Стоя рядом с офицером, он едва достигал ему до пояса. Но офицер внимательно выслушал рапорт, спокойно приложил руку к козырьку, сказал: «Хорошо» – и, подойдя, ещё на шаг к строю, поздоровался.
Ребята дружно ответили ему. Затем Колкин крикнул:
– Вольно!
Приняв рапорт от старшины второго взвода, офицер прошёлся вдоль рядов.
– Почему двое в бескозырках? – спросил он.
Колкин растерялся.
– Это новенькие, – ответил он наконец.
– Понятно, – сказал офицер и, заметив, что Дуся и Тропиночкин торопливо сняли бескозырки, молча улыбнулся.
– Товарищ капитан-лейтенант, можно к вам обратиться? – спросил вице-старшина.
– Обращайтесь, – разрешил офицер.
– Вот когда мы по утрам стоим «На флаг, смирно!», то ведь в это время моряки на всех кораблях тоже встают «На флаг, смирно!». Верно это?
– Это совершенно верно, – сказал офицер. – Подъём военно-морского флага – одна из старых морских традиций. Когда я служил на корабле, мы все точно так же, как вы, каждое утро приветствовали подъём флага. И так делают повсюду на кораблях, где бы они ни находились: и на Балтийском море, и на Чёрном, и на Севере, и на Тихом океане. Так что, когда вы слышите команду: «На флаг, смирно!» – помните: вы не одни. С вами вместе отдают честь родному флоту все моряки страны. Понятно?
– Понятно, – с готовностью отозвался Колкин.
– Тогда ведите роту на завтрак!
Под большим навесом из новых брёвен и досок рядами стояли белые, свежеструганые столы и скамейки.

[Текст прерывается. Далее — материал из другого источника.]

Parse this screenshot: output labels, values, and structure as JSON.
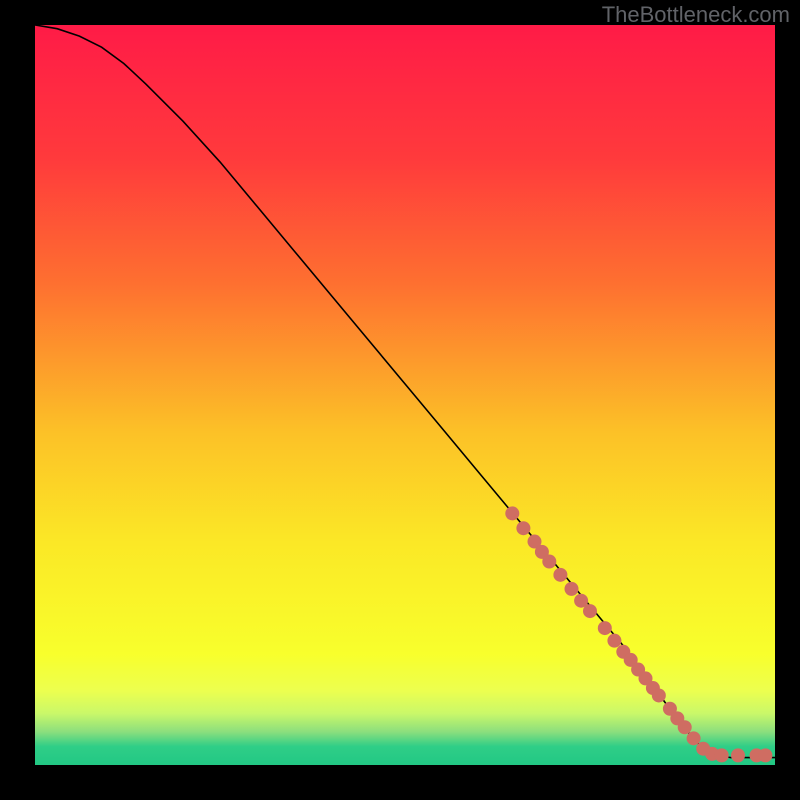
{
  "watermark": "TheBottleneck.com",
  "chart_data": {
    "type": "line",
    "title": "",
    "xlabel": "",
    "ylabel": "",
    "xlim": [
      0,
      100
    ],
    "ylim": [
      0,
      100
    ],
    "grid": false,
    "legend": false,
    "background_gradient": {
      "type": "vertical",
      "stops": [
        {
          "at": 0.0,
          "color": "#ff1b47"
        },
        {
          "at": 0.18,
          "color": "#ff3a3c"
        },
        {
          "at": 0.35,
          "color": "#fe7030"
        },
        {
          "at": 0.55,
          "color": "#fcc127"
        },
        {
          "at": 0.7,
          "color": "#fbe826"
        },
        {
          "at": 0.85,
          "color": "#f8ff2c"
        },
        {
          "at": 0.9,
          "color": "#ecff4f"
        },
        {
          "at": 0.93,
          "color": "#caf869"
        },
        {
          "at": 0.955,
          "color": "#8cdf7d"
        },
        {
          "at": 0.975,
          "color": "#2fce87"
        },
        {
          "at": 1.0,
          "color": "#22c884"
        }
      ]
    },
    "series": [
      {
        "name": "curve",
        "type": "line",
        "stroke": "#000000",
        "x": [
          0,
          3,
          6,
          9,
          12,
          15,
          20,
          25,
          30,
          35,
          40,
          45,
          50,
          55,
          60,
          65,
          70,
          75,
          80,
          82,
          84,
          86,
          88,
          90,
          92,
          94,
          96,
          98,
          100
        ],
        "y": [
          100,
          99.5,
          98.5,
          97,
          94.8,
          92,
          87,
          81.5,
          75.5,
          69.5,
          63.5,
          57.5,
          51.5,
          45.5,
          39.5,
          33.5,
          27.5,
          21.5,
          15.5,
          12.8,
          10.0,
          7.3,
          4.7,
          2.5,
          1.4,
          1.0,
          1.0,
          1.0,
          1.0
        ]
      },
      {
        "name": "points",
        "type": "scatter",
        "fill": "#cf6d62",
        "radius": 7,
        "x": [
          64.5,
          66.0,
          67.5,
          68.5,
          69.5,
          71.0,
          72.5,
          73.8,
          75.0,
          77.0,
          78.3,
          79.5,
          80.5,
          81.5,
          82.5,
          83.5,
          84.3,
          85.8,
          86.8,
          87.8,
          89.0,
          90.3,
          91.5,
          92.8,
          95.0,
          97.5,
          98.7
        ],
        "y": [
          34.0,
          32.0,
          30.2,
          28.8,
          27.5,
          25.7,
          23.8,
          22.2,
          20.8,
          18.5,
          16.8,
          15.3,
          14.2,
          12.9,
          11.7,
          10.4,
          9.4,
          7.6,
          6.3,
          5.1,
          3.6,
          2.2,
          1.5,
          1.3,
          1.3,
          1.3,
          1.3
        ]
      }
    ]
  }
}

Почти все столы были уже заняты старшими воспитанниками, и только два крайних оставались ещё свободны. По команде Колкина все разместились за этими столами. Дежурный раздал ложки, поставил тарелки с хлебом и миску с топлёным маслом – для каши, которую тоже скоро принесли. Она была рассыпчатая, горячая. Дуся с удовольствием ел кашу, потом пил сладкий чай с молоком и булкой.
– Встать! – раздалась команда.
Старшие уже вышли из-за стола и строились в две шеренги.
Дуся жадно следил за их правильным, чётким строем.
– Напра-во! – послышалась команда.
И тут Дуся заметил, что позади всех, отступая на два шага от общего строя стоит высокий нахимовец, странно хмурится и глядит всё время в сторону.
– Кто это? – шёпотом спросил Дуся у Тропиночкина.
– Тише! – зашипел на них Колкин. – Это двоечник по дисциплине. Видите, у него даже погоны сняты. Он и ходит сзади всех, пока не исправится.
В это время двоечник повернулся в их сторону. Лицо у него было насупленное, а тёмные глаза смотрели на Дусю внимательно и печально.
– Разобраться по четыре! – крикнул Колкин.
Новички стали быстро строиться.
А старшая рота уже двигалась впереди них по дороге. Дуся, сразу посерьёзнев, смотрел вслед шедшему позади всех двоечнику. «Наверное, ему тяжело теперь», – думал Дуся, стараясь шагать в ногу со своими новыми товарищами.